Basically, I simulate 1000's of data sets and then cluster them through different clustering techniques like: k-means, model-based clustering, etc.

Then, I can validate the performance of the methods using the Classification Correct Rate CCR. However, I face the label switching problem, and thus can't get realistic CCR. So, my question, is there a way to unify all the labels in r for multivariate data sets ?

Here is a simple example:

  # Create the random data sets:

  data1 <- rnorm(5, 0, 0.5) # cluster 1

  data2 <- rnorm(5, 2, 0.5) # cluster 2

  data3 <- rnorm(5, 4, 0.5) # cluster 3

  alldata <- c(data1, data2, data3)

  # cluster the data using different methods:

  require(cluster)

  km.method <- kmeans(alldata, centers = 3)$cluster
  # [1] 3 3 3 3 3 1 1 1 1 1 2 2 2 2 2

  pam.method <- pam(alldata, 3)$clustering
  # [1] 1 1 1 1 1 2 2 2 2 2 3 3 3 3 3


  # As you see the answers are exactly the same, but the labels are different! 
  # How I can unify the labels for all methods to match the true labels??
meme
  • 21
  • 4
  • Not to be mean, but your question doesn't make sense. If you could "unify them to match true labels", why would you use clustering? Clustering is not classification by itself. If you know that the *ground-truth* grouping looks something like `rep(1L:3L, each=5L)`, you could use *cluster validity indices* to evaluate performance. Function `comPart` in the `flexclust` package provides some indices. – Alexis Jun 21 '18 at 21:50
  • 1
    @Alexis Thank you, yes I know about the ARI where I can use it without being concerned about the labels distribution in the results.
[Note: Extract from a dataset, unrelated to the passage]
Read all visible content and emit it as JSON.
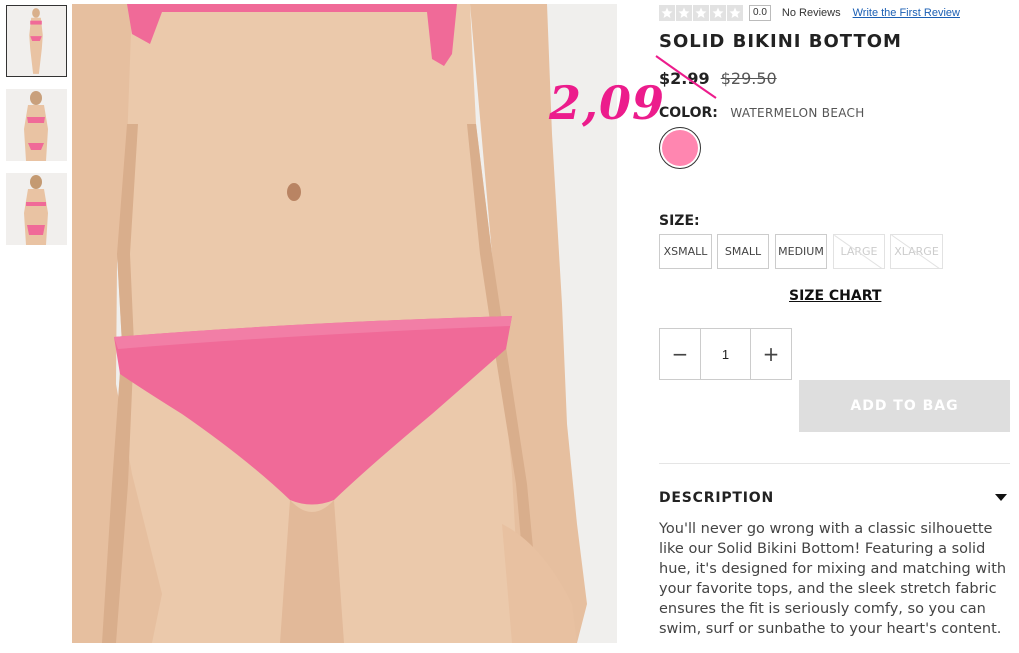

However, this time I need to use the CCR besides the ARI. Regarding classification v.s clustering (you are right), but as I mentioned above this is a simulation work so I created the different groups on my own and I test different clustering techniques proposed by some papers. The second stage will be applying these clustering methods on real world data, where I don't know the true groups. So, basically my question relates to the simulation part. – meme Jun 26 '18 at 10:59

1 Answers1

0

CCR is not an appropriate measure for clustering.

As clusterers do not provide classes, it by definition is 0.

Consider the Iris data set. The correct classes are the species. Clusterings like k-means will produce "labels" 0,1,2. None of these is correct.

The proper way to evaluate clustering is to use a cluster evaluation measure, such as the adjusted Rand index and normalized mutual information. These evaluate the set overlap, and not the individual labels.

Has QUIT--Anony-Mousse
  • 76,138
  • 12
  • 138
  • 194